最近何も考えたくなくて、Netflixで「はたらく細胞」を一から視聴し直しているけど、シルヴィア・プラスの「ベル・ジャー」(青柳祐美子訳, 河出書房新社)も読み直した。多分3年くらい前に、大学近くに住んでいたころ読んだのですが、あまりにもつらすぎたのか内容を覚えていないのでもう一回借りました。
もともと邦訳されたときの題名が「自殺志願」(田中融二訳,角川書店)って。内容的には間違っていないかもしれないけど、それにしても、ベル・ジャーという題名になっているガラスの器具の意味合いが伝わらないだろう。
あとp.146の「伝染したストッキング」という単語、「伝線」の誤植ですかね? 重版かかってなければずっと修正はされてないのかな。
冒頭が最悪に気分を悪くさせるというか、語り手の自意識がよく伝わってくるもので、都会のキラキラした生活というものに倦んでいる人にとっては刺さるだろう。
(確かにあの夏、私は変だったと自分でも思う。頭の中を駆け巡っていたのは、ローゼンバーグ夫妻のことと、高いだけで着心地の悪い服をたくさん買いこんでは、死んだ魚みたいにだらりとクローゼットの中に吊るして喜んでいる自分のばかさ加減についてだったり、小さな成功、大学をずっと優等生で通しつづけてきたプライドが、マディソンアベニュー沿いのすべすべした大理石と大きなガラス張りの建物の前では、どうしてこんなにみすぼらしく映るのだろうというようなことばかりだった)
本当なら人生を謳歌しているはずなのに。
ランチの時間にブルーミングデールに立ち寄って買ったサイズ七の黒いエナメルの靴を履き、おそろいのベルトをし、おそろいのセカンドバッグを小脇に抱え、気が向けばいつでも颯爽とあちこちに旅をする――そんな生活を夢見る、かつての私みたいなアメリカ中の女子大生たちの羨望を、一身に受けているはずだった。
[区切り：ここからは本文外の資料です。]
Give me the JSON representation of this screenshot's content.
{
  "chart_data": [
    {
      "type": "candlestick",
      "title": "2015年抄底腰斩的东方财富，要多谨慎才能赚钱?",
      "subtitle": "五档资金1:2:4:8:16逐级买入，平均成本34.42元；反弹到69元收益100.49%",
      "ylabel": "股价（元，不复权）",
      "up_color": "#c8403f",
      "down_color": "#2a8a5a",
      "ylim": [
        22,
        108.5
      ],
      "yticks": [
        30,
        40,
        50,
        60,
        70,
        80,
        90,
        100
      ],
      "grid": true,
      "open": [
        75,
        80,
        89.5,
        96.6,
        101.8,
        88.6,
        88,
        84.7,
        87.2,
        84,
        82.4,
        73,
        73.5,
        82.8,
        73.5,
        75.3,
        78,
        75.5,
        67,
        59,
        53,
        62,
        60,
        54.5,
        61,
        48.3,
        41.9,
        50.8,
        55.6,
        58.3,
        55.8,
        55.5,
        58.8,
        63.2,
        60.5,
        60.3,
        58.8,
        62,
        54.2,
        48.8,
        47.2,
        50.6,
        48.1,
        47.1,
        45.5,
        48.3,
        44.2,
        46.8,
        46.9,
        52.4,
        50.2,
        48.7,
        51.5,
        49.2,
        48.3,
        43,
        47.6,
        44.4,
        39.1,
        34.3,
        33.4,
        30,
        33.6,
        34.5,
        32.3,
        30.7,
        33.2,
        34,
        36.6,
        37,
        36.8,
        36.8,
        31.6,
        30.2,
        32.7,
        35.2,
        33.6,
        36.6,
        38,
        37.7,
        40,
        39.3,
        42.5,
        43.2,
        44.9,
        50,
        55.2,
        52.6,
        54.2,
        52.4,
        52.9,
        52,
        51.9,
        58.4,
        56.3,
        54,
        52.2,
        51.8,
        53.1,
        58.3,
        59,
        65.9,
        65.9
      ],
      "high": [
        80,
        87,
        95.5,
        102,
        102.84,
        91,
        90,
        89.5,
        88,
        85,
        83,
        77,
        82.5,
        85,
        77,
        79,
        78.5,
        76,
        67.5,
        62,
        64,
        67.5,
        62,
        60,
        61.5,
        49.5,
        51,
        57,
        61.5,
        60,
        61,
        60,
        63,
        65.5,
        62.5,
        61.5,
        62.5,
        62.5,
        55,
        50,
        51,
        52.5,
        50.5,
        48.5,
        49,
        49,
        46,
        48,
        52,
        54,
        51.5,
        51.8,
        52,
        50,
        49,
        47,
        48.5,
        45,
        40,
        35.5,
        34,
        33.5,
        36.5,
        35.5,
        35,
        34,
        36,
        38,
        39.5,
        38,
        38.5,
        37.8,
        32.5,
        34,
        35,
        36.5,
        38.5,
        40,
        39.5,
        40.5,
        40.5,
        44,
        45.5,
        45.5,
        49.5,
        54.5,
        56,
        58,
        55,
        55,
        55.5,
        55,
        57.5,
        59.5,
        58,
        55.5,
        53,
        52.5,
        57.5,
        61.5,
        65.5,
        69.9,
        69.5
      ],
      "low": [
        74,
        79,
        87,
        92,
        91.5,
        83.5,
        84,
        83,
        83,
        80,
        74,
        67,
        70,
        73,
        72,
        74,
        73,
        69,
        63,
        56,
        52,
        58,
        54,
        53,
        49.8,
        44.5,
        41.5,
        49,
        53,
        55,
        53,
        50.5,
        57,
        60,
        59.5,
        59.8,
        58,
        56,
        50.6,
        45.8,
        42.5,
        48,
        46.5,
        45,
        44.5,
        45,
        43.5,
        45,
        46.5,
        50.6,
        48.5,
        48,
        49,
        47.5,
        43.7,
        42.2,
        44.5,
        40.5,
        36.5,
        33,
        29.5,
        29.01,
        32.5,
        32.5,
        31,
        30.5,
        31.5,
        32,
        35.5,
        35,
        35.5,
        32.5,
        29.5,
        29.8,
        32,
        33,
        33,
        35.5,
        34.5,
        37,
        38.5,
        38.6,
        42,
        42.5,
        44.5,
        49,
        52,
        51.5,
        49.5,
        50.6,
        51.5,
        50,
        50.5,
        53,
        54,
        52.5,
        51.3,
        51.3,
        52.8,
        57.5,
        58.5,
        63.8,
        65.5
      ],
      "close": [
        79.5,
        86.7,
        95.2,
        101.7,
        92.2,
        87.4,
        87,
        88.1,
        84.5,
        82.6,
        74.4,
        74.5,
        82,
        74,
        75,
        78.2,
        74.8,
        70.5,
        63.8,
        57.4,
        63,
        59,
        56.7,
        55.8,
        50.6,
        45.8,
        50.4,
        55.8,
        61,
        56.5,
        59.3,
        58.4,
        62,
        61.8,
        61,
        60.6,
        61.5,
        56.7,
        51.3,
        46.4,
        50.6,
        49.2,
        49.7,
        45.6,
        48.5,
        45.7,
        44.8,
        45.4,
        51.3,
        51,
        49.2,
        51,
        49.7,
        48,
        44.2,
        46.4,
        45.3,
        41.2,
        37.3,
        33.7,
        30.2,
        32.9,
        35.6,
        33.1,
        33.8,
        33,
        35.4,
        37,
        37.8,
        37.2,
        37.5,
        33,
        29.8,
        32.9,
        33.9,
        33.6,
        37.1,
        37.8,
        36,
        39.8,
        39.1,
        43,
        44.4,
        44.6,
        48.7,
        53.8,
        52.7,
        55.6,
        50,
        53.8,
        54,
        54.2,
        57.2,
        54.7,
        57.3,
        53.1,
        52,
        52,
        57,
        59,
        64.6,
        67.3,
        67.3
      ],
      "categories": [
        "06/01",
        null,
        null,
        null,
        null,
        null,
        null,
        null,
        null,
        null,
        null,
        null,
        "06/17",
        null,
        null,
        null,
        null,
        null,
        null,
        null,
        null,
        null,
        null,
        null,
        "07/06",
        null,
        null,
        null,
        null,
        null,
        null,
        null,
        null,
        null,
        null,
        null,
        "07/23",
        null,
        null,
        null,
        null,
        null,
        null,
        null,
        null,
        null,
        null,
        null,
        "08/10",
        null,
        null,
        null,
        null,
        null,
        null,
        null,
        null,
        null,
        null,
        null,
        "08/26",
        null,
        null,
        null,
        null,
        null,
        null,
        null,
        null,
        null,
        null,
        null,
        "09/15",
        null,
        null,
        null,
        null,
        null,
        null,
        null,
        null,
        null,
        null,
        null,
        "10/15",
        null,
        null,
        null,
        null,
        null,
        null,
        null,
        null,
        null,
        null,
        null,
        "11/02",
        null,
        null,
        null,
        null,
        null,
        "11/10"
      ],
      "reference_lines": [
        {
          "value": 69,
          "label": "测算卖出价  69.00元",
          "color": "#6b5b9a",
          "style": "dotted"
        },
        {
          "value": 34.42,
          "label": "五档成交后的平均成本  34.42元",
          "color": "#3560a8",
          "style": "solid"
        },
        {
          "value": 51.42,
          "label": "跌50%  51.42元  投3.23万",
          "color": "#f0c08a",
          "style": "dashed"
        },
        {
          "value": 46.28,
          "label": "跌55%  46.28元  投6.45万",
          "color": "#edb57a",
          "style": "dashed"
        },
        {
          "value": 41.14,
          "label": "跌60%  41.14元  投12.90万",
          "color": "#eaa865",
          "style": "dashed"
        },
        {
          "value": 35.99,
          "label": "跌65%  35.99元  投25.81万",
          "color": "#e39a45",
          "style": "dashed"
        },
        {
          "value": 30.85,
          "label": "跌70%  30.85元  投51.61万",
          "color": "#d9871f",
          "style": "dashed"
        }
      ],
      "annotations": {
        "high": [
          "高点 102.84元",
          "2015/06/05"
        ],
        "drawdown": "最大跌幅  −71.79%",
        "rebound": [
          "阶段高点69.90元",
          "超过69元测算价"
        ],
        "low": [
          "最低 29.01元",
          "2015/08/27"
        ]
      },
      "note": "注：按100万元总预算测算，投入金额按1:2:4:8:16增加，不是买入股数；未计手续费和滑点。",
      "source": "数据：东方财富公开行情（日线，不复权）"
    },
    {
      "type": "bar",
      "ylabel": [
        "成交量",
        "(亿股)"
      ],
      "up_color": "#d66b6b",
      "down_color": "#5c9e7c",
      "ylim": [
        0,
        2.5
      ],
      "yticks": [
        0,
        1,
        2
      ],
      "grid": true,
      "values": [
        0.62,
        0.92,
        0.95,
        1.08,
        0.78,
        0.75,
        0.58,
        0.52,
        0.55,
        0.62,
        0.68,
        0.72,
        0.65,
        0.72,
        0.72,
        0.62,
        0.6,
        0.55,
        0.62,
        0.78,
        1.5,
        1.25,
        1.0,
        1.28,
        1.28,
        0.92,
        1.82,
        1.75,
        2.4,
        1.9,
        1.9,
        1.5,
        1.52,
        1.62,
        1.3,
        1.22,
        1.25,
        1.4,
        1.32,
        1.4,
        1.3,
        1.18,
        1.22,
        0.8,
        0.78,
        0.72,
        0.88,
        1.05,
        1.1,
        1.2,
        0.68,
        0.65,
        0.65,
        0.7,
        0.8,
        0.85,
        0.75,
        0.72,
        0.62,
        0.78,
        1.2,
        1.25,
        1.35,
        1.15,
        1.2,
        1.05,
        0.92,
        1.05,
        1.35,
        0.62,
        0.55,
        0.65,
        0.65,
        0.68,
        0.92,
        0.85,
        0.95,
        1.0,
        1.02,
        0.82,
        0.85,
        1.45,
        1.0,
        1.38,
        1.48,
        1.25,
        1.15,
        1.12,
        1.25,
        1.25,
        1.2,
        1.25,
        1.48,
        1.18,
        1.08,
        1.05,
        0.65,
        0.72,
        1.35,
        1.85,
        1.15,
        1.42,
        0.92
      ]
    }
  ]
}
(p.6-7「ベル・ジャー」シルヴィア・プラス、青柳祐美子訳 河出書房新社 2004年)
私はタウン誌『ガゼット』の記者だったし、文芸誌の編集者もやっていたし、学業上そして社会上の違反や罰を決める生徒会の書記も務めていた。有名な女流詩人や学部の教授も応援してくれて、北部で一番優秀な大学院入学と卒業までの奨学金も手にしていた。そして今は知的で有名なファッション雑誌の一番優秀なエディターの元で修行だってしているというのに、私は、荷馬車の愚鈍な馬みたいに尻込みして立ち止まってばかりいる。
「本当に興味のあることばかりです」その言葉は木でできた五セントのコインのように、空虚で意味のない音をたててジェイ・シーの机の上に落ちた。
(p.46 同上)
シルヴィア・プラスは自殺未遂を繰り返した結果、これが出版されたあとにガスオーブンに頭を突っ込んで自殺してしまった(享年30歳)。日本だとガスオーブンがある家自体少ないと思うのであまりピンとこないのだけど、ガスのホースをくわえるようなものなのだろうか。そもそもガスのホースを家で見たことがないかも……。
詩人の詩の良し悪しが私にはほとんどわからないので、アマンダ・ゴーマンのものも、シルヴィア・プラスのそれも、私にはまだ全然わからないです。「現代詩手帖」をめくってみても、なかなか。ちゃんと読めるようになりたいなあ。